3. What is the top country from which people come to buy in Mexico?

The United States.

4. Some people are understandably nervous about buying property in a foreign country. If someone is interested in a second home in Mexico, where should they begin?

The process of finding a second home in Mexico is just like finding property in the United States. If you don't live in the city, you visit, ask questions and do your homework. Choose your location and property carefully, and verify the strength and credibility of all the major players with an investment stake in the development. For example, two companies that I work with are AIG Global Real Estate and BCBA Impulse. They have international stature, and can’t afford to work with a project that is not credible.

5. What should I do once I find a home I like?

Once you've decided on a home, ensure that you hire competent professionals who will follow the letter of the law and can confirm that the property you are purchasing is free and clear of any claims or liens. A good local attorney or the notary public can help with this. Tens of thousands of foreigners have successfully purchased second homes in Mexico. With the careful planning, there is no reason why you should not become one of them.

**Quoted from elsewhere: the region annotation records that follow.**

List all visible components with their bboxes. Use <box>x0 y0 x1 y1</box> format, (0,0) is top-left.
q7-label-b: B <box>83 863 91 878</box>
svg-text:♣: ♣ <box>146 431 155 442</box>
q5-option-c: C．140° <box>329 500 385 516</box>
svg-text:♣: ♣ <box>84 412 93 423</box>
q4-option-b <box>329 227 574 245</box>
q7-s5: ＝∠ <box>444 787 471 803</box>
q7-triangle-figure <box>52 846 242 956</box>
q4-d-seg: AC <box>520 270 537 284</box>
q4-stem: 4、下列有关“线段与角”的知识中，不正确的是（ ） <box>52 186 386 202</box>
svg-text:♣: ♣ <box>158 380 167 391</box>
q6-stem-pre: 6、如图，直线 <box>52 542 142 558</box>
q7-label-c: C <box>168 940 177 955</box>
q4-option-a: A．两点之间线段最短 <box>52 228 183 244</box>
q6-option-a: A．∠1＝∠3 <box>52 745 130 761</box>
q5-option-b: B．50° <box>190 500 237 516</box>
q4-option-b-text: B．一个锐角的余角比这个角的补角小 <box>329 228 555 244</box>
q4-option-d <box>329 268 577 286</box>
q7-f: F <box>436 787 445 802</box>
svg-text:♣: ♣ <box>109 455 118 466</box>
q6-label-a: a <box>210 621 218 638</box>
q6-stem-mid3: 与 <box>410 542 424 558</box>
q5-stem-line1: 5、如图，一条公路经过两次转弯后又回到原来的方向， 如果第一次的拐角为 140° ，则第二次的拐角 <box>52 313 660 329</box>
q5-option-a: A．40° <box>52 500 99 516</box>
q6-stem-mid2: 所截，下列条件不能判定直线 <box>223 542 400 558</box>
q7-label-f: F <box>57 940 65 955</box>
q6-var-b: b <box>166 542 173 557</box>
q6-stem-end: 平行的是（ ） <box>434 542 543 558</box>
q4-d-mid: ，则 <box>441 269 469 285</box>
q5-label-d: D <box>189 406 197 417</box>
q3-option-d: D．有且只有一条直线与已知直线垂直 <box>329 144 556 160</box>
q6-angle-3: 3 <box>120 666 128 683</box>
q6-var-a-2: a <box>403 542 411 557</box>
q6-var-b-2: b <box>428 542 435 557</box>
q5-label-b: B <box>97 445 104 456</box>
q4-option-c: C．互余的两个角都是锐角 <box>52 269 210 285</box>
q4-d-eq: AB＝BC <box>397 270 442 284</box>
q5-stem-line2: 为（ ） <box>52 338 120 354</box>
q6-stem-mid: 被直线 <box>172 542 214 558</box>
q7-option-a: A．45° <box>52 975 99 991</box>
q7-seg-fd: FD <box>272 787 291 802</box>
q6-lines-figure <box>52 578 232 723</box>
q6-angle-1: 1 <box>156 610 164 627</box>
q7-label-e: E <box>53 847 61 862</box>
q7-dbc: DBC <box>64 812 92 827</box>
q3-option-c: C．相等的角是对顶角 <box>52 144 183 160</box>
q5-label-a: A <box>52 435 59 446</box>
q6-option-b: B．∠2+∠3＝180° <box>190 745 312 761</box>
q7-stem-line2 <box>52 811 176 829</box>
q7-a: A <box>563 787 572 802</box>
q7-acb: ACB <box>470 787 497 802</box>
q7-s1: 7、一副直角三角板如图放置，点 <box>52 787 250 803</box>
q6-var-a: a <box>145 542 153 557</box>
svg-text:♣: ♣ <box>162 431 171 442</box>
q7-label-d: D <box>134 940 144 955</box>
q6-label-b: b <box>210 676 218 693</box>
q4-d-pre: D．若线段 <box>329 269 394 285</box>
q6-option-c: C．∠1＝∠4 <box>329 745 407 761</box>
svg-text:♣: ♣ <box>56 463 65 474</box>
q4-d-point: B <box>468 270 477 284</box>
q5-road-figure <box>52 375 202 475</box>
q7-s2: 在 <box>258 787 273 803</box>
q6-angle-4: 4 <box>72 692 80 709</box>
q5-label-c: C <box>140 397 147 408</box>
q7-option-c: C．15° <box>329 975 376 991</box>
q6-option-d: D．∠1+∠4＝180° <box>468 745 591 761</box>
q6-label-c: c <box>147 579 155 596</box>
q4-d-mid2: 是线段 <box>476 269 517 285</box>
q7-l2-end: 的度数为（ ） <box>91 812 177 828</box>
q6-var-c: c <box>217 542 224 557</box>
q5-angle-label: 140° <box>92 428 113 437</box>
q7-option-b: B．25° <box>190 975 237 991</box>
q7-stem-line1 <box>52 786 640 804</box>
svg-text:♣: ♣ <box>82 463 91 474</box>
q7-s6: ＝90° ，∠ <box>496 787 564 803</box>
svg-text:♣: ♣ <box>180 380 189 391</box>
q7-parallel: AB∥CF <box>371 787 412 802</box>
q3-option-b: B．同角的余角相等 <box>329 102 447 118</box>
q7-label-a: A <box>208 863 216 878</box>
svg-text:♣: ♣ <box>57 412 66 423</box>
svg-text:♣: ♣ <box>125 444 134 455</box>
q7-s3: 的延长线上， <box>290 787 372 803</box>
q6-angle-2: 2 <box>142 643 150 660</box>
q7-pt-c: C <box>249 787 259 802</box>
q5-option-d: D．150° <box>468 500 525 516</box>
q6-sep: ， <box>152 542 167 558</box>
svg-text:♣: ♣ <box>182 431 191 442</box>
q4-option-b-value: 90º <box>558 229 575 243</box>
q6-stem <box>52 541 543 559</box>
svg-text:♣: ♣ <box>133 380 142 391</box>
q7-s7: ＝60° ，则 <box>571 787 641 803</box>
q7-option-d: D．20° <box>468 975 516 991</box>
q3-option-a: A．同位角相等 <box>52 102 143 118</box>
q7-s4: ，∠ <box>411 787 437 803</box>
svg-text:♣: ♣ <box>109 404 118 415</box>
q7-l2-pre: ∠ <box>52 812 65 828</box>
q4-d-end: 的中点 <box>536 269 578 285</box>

6. Do I have to become a resident of Mexico to buy property there?

No, there is no need to qualify for resident status under immigration laws. Mexican law on property ownership is comprehensive and provides protection for the seller and the buyer in all property transactions, provided that you follow the law, ensure you have all the necessary documentation and adhere to all the proper procedures.

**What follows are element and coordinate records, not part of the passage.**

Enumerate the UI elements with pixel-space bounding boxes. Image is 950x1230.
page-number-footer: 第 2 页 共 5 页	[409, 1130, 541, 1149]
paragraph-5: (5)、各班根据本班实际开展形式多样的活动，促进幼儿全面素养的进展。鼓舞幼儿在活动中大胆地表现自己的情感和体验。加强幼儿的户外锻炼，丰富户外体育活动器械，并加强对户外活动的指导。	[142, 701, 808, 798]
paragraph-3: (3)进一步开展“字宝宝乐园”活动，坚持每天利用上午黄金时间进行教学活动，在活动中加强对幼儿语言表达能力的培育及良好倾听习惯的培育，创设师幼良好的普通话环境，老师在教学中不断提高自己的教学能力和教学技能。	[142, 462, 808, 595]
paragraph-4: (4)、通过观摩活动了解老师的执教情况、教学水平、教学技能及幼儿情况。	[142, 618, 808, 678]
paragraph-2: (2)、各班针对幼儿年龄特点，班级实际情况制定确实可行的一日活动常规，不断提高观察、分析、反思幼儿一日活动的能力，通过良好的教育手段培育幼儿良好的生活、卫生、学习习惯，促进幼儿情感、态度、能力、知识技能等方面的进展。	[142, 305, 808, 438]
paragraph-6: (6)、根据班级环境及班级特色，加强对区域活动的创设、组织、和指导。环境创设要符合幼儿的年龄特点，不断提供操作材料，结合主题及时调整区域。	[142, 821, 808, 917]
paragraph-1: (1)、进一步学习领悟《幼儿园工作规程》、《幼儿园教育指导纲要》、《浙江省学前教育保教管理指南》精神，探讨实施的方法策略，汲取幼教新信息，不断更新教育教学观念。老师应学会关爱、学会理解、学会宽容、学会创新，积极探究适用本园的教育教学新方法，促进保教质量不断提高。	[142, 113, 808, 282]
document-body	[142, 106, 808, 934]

7. Are there any restrictions for Americans buying property in Mexico?

The rules regarding real estate purchases by foreign, non-Mexican nationals have been dramatically liberalized over the last 10 years. Although the Mexican Constitution still technically prohibits direct ownership by foreigners of real estate within 100 kilometers of any border, and within 50 kilometers of any coastline, the Mexican government has introduced a system of land trusts so that foreign nationals can now invest in a property inside the so-called restricted zones.
The trust holds the deeds to the property, but you are sole beneficiary to the trust (and therefore the property). You have full rights to do whatever you like with your property: it can be developed (in accordance with local planning regulations), rented, leased, sold, or given away. In other words, you own the property in all but name. The trust enables you to name a beneficiary upon your death, and you do not need to have a Mexican will in order for your wishes in regard to the trust to be executed.

8. How can I ensure nothing goes wrong?

An all-too-common and potentially costly problem involves developers who do not get the proper zoning and subdivision permission to develop their land for resale. They might be marketing a project that appears to be above board. You might see survey stakes marking the lot lines and have in hand a glossy brochure with drawings of what the plans entail. But unless you can be absolutely sure you'll get your own independent title to your lot, don't buy. And the only way to be sure is to have a title-insurance company investigate the project for you.

9. What is title insurance and why is it important?

Title is a legal right to the possession of property. By purchasing title insurance, you make sure you hold clear title to your property and that, should anybody dispute that title, you'll have an advocate who will defend your claim in the local courts. I highly recommend title insurance - particularly for undeveloped land. And if the title insurer you've hired says he will not insure the property…don't buy it. Two U.S. firms offering title insurance in Mexico are First American Title Insurance and Stewart Title and Guarantee Company.

10. Some people think the building quality in Mexico is not up to the standards of the United States. Once you decide to buy, how do you ensure quality control?

Just like in the United States, there are a lot of different developers and builders in Mexico. Most luxury properties are of the highest quality. At El Encanto en Punta Mita, for example, we build with the expectations of our international buyers in mind while being cognizant of the fact that building materials and processes are different from those used in the United States.